O presidente do Governo Regional reagiu esta manhã às declarações do presidente executivo da TAP, Antonoaldo Neves, que ontem foi ouvido no parlamento, onde negou existência de um compromisso de serviço público para a Madeira.

“Já sabemos que ele não tem obrigação nenhuma para com a Madeira, até pela forma como tem atuado", começou por referir Miguel Albuquerque, insistindo que "andam a gozar com os madeirenses".
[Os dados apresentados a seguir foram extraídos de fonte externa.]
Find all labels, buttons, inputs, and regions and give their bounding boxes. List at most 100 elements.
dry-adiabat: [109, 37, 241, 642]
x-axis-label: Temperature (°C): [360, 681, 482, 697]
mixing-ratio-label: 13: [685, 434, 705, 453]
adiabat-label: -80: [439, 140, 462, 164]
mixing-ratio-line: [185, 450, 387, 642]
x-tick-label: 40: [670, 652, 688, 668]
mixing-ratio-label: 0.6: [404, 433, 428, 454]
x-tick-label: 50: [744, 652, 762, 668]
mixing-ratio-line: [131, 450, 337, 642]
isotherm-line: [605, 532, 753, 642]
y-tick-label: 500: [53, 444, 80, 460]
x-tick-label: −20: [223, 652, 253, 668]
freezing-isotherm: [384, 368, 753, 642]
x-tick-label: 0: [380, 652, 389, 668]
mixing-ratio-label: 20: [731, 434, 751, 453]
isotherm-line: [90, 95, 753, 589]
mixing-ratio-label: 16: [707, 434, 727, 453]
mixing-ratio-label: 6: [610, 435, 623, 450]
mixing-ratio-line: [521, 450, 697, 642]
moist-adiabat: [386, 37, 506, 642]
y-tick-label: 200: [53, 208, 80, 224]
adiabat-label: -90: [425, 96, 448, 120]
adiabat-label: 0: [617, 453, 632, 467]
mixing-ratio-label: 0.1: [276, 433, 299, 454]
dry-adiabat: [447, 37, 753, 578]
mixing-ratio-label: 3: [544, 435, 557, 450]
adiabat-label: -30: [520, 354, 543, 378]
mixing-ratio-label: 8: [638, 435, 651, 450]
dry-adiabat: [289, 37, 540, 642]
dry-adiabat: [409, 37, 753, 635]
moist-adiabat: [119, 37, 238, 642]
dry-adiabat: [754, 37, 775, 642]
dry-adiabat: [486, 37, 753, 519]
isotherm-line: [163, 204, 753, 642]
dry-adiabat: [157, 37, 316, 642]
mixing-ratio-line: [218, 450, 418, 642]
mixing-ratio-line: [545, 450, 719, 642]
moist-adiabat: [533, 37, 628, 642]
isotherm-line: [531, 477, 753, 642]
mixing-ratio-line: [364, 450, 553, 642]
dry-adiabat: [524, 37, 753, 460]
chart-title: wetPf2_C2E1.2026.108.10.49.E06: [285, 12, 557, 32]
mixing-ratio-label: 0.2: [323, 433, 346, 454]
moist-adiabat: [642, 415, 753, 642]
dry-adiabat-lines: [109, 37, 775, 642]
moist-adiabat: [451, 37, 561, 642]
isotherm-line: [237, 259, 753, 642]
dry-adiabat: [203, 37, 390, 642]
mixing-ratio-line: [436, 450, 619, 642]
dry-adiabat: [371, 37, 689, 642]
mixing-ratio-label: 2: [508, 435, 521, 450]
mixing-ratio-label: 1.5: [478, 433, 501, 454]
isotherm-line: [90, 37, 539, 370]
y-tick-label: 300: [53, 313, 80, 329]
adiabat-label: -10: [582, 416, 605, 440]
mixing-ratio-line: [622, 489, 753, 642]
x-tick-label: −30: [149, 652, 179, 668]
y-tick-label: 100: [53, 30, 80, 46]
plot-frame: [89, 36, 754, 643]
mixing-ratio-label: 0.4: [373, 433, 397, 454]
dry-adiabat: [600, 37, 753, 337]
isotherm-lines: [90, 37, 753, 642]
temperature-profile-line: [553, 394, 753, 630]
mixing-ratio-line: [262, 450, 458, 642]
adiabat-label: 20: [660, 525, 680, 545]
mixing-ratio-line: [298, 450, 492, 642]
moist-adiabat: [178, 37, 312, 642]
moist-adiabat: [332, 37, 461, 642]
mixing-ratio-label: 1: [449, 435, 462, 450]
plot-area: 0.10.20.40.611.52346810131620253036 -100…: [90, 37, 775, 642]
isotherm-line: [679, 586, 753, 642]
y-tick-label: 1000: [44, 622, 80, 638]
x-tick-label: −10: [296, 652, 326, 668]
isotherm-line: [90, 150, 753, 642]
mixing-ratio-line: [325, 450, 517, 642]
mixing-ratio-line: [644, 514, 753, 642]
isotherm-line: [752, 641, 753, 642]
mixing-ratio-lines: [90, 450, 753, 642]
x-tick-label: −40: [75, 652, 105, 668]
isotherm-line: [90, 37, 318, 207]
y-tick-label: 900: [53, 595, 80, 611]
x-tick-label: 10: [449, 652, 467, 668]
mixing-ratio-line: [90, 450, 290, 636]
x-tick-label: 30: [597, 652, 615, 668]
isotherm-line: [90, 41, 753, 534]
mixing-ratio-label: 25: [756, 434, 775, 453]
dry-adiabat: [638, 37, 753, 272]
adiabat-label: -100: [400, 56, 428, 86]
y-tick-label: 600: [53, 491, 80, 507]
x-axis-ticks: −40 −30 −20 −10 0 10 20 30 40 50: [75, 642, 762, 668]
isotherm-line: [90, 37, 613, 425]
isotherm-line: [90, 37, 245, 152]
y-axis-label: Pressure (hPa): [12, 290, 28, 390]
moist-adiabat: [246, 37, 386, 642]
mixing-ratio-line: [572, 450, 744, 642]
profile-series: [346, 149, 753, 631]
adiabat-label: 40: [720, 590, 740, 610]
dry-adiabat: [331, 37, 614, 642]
Mas críticas voltam a atingir o Governo Central. "Eu volto a dizer que o problema é do Estado e do Governo, e o Governo tem de fazer valer o seu peso no capital social da TAP", prosseguiu, considerando que "se o Governo só tem 50% do capital social para cobrir os prejuízos eventuais, então estamos perante uma anedota a nível nacional".

"O Estado tem de assegurar preços acessíveis dentro de território nacional", insistiu Miguel Albuquerque, recordando que aquando da privatização da TAP, o que foi argumentado, inclusive por elementos do PS, é que essa reversão ia ser fantástica e que finalmente a TAP ia cumprir o serviço público para com as regiões e para com as comunidades emigrantes. "O que se nota é precisamente o contrário", vincou, à margem da inauguração do novo posto florestal da Levada do Pico.

Albuquerque defendeu ainda que "a TAP não pode ter uma política comercial no sentido de extorquir dinheiro aos madeirenses, porque o que está em causa são os preços que são praticados pela companhia aérea nacional, onde o Estado tem maioria do capital".